The Reserve Bank of India (RBI) has fixed a lower merchant discount rate (MDR) for businesses with a turnover of below Rs 20 lakh. The move will allow small shops to accept more debit card payments as they have to pay less fee to the bank on card transactions.
Through the new regime, the RBI removed the progressive charge structure that was introduced during demonetisation. Under this structure, the merchants had to pay more for higher value transactions irrespective of their scale of business.
However, after the decision to reduce the fees on debit card transaction value, a small merchant will pay only 0.40 percent of the transaction value if his turnover for the previous year is below Rs 20 lakh.
Besides this, the maximum fee has been capped at Rs 200 which means that for all debit card payments above Rs 50,000, the merchant will pay a flat fee of Rs 200. Also, the maximum fee for large businesses has been capped at Rs 1,000.

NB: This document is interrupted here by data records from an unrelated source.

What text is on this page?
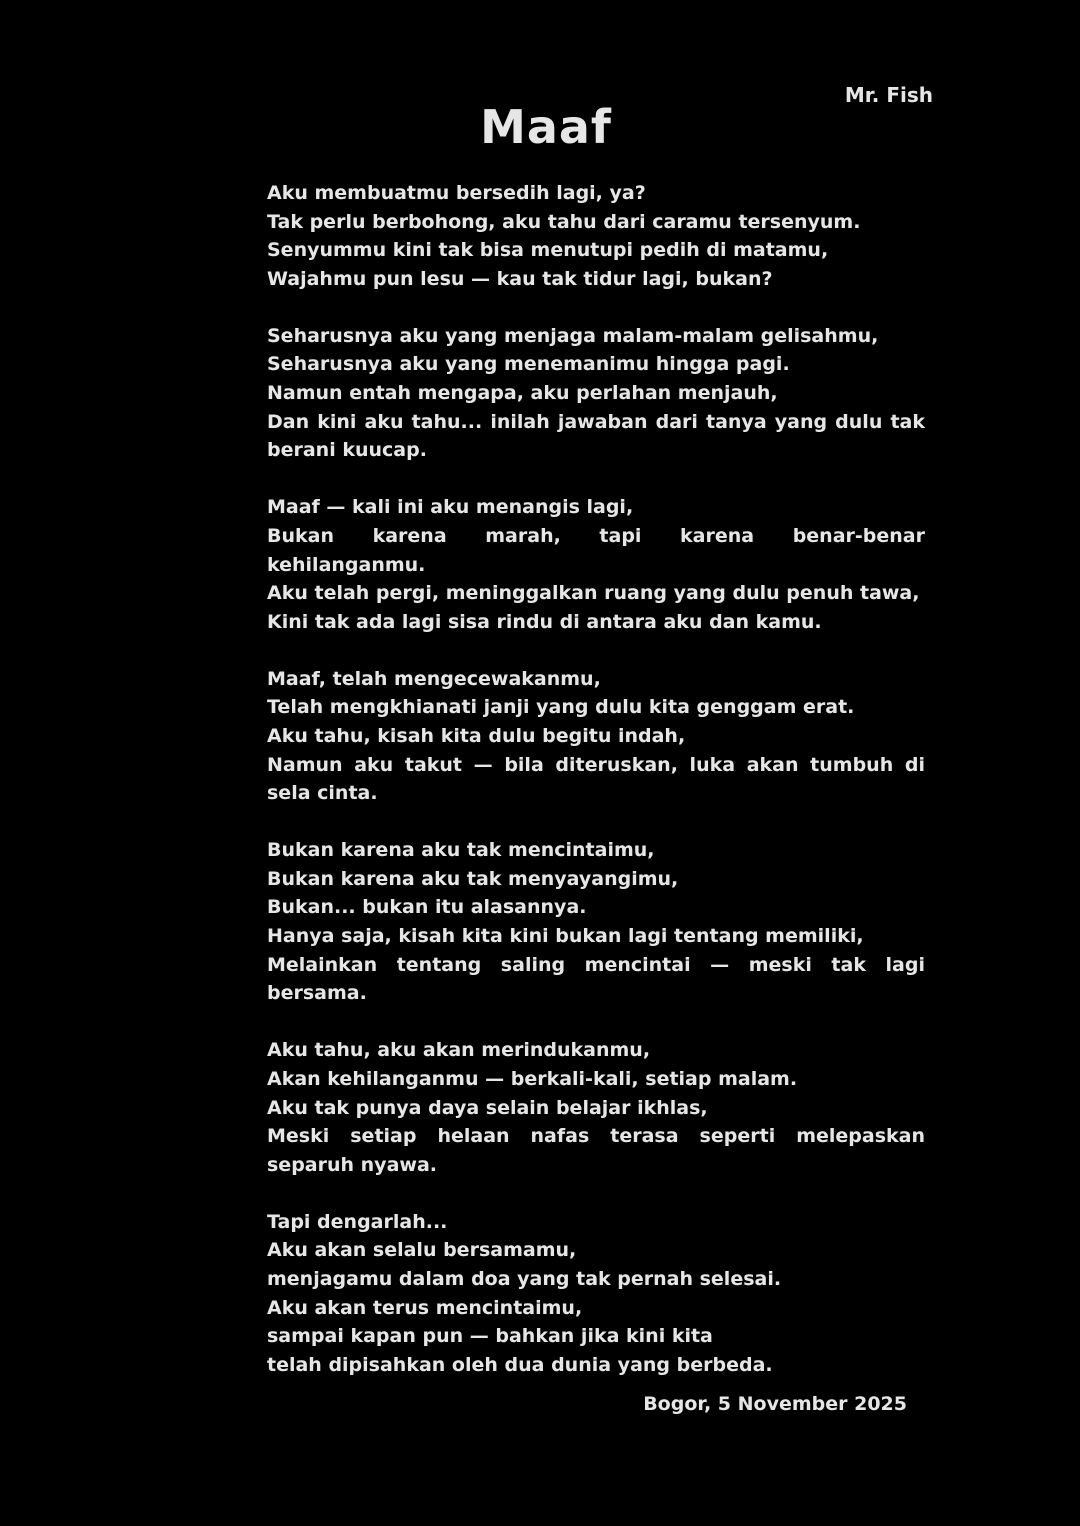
Mr. Fish
Maaf
Aku membuatmu bersedih lagi, ya?
Tak perlu berbohong, aku tahu dari caramu tersenyum.
Senyummu kini tak bisa menutupi pedih di matamu,
Wajahmu pun lesu — kau tak tidur lagi, bukan?
Seharusnya aku yang menjaga malam-malam gelisahmu,
Seharusnya aku yang menemanimu hingga pagi.
Namun entah mengapa, aku perlahan menjauh,
Dan kini aku tahu... inilah jawaban dari tanya yang dulu tak berani kuucap.
Maaf — kali ini aku menangis lagi,
Bukan karena marah, tapi karena benar-benar kehilanganmu.
Aku telah pergi, meninggalkan ruang yang dulu penuh tawa,
Kini tak ada lagi sisa rindu di antara aku dan kamu.
Maaf, telah mengecewakanmu,
Telah mengkhianati janji yang dulu kita genggam erat.
Aku tahu, kisah kita dulu begitu indah,
Namun aku takut — bila diteruskan, luka akan tumbuh di sela cinta.
Bukan karena aku tak mencintaimu,
Bukan karena aku tak menyayangimu,
Bukan... bukan itu alasannya.
Hanya saja, kisah kita kini bukan lagi tentang memiliki,
Melainkan tentang saling mencintai — meski tak lagi bersama.
Aku tahu, aku akan merindukanmu,
Akan kehilanganmu — berkali-kali, setiap malam.
Aku tak punya daya selain belajar ikhlas,
Meski setiap helaan nafas terasa seperti melepaskan separuh nyawa.
Tapi dengarlah...
Aku akan selalu bersamamu,
menjagamu dalam doa yang tak pernah selesai.
Aku akan terus mencintaimu,
sampai kapan pun — bahkan jika kini kita
telah dipisahkan oleh dua dunia yang berbeda.
Bogor, 5 November 2025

"We thought a further push to debit card usage is needed and we decided to rationalize MDR which is intended to widen the network of merchant establishments who use debit cards," said B.P. Kanungo, Deputy Governor at RBI.
"This new rule will leave money on the table for merchants so that they add more technology," he added.
The new structure will push more digital payments and the banks will also have to ensure that the MDR levied on merchants should not exceed the cap rates and that the merchants on-boarded by banks do not pass on MDR charges to customers.
The new rates will be effective from 1st January 2018.
"While there should not be any price regulation by the regulator, but the final guidelines are much clearer. Its benefits will trickle down to the lowest merchant category,'' said Naveen Surya, Chairman, Payments Council of India.
"I don't see any specific exemption given to the government transactions which is a positive move," he added.